Talking about Nova 2 key results, there are three core parts to this as well. There is the false positive, there is the false negative. On the false positive, that means the AI thought it was a resolution, but it was not. That impacts customer trust massively. False negative is where the AI thought it was not a resolution, but it was. That means we are missing on resolution potential. The third problem that we saw with Nova 1 was the JSON format. A lot of customers have provided that feedback. Going back to looking at it, it is looking pretty good across the board right now.
We use Nova for this use case, but looking at Nova 2, it's looking super promising. These are early results, and we're going to do a deep eval on this, but so far it's looking really good. What that allows us to do is build customer trust, expand our potential, and also reduce our cost to serve.
Thanks, Abbi. And thanks, Ryan. It's really refreshing to hear from Abbi how Nova generally has improved some of the customers' experiences that they're having. So just to recap, today we announced our Nova 2 Foundation models across these different modalities and capabilities across reasoning and conversational AI. Ryan mentioned NovaForge, our customization offering, allowing you to go deeper into model training to really get the most out of foundation models.

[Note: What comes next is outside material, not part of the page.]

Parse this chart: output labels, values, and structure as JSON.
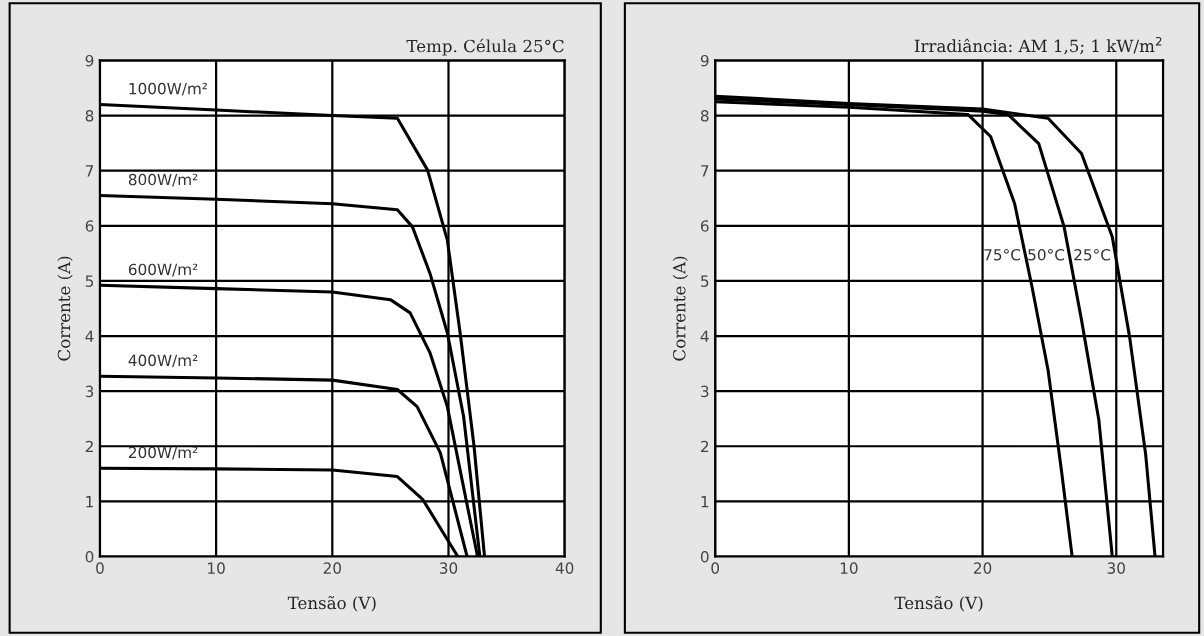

We also announced Nova Act, which is a kind of browser use agent, and there are a number of agent capabilities that we're delivering. A lot of these talks are happening tomorrow, so please watch out for any Nova talks. We've got a lot of talks around how to build effective agents and NovaForge customization, so please keep an eye out. A lot of 34 of these sessions are tomorrow, so please take a look if you're interested.
You can navigate to Nova.Amazon.com. Earlier I showed you a demo of this site, and you can actually go there now. You can play around with some of these models. You can also go to Nova.Amazon.com/Dev, where you can have interoperable APIs where we can experiment and play with some of these models today. Chat with Nova, build with Nova—it's all in your hands. Give us your feedback. We're really excited for you to try them out.
Thank you so much for your time. We really appreciate it. If you have any questions for any one of us, we'll be around for a few minutes, so please feel free to come to us and ask us a few questions. Thank you for your time.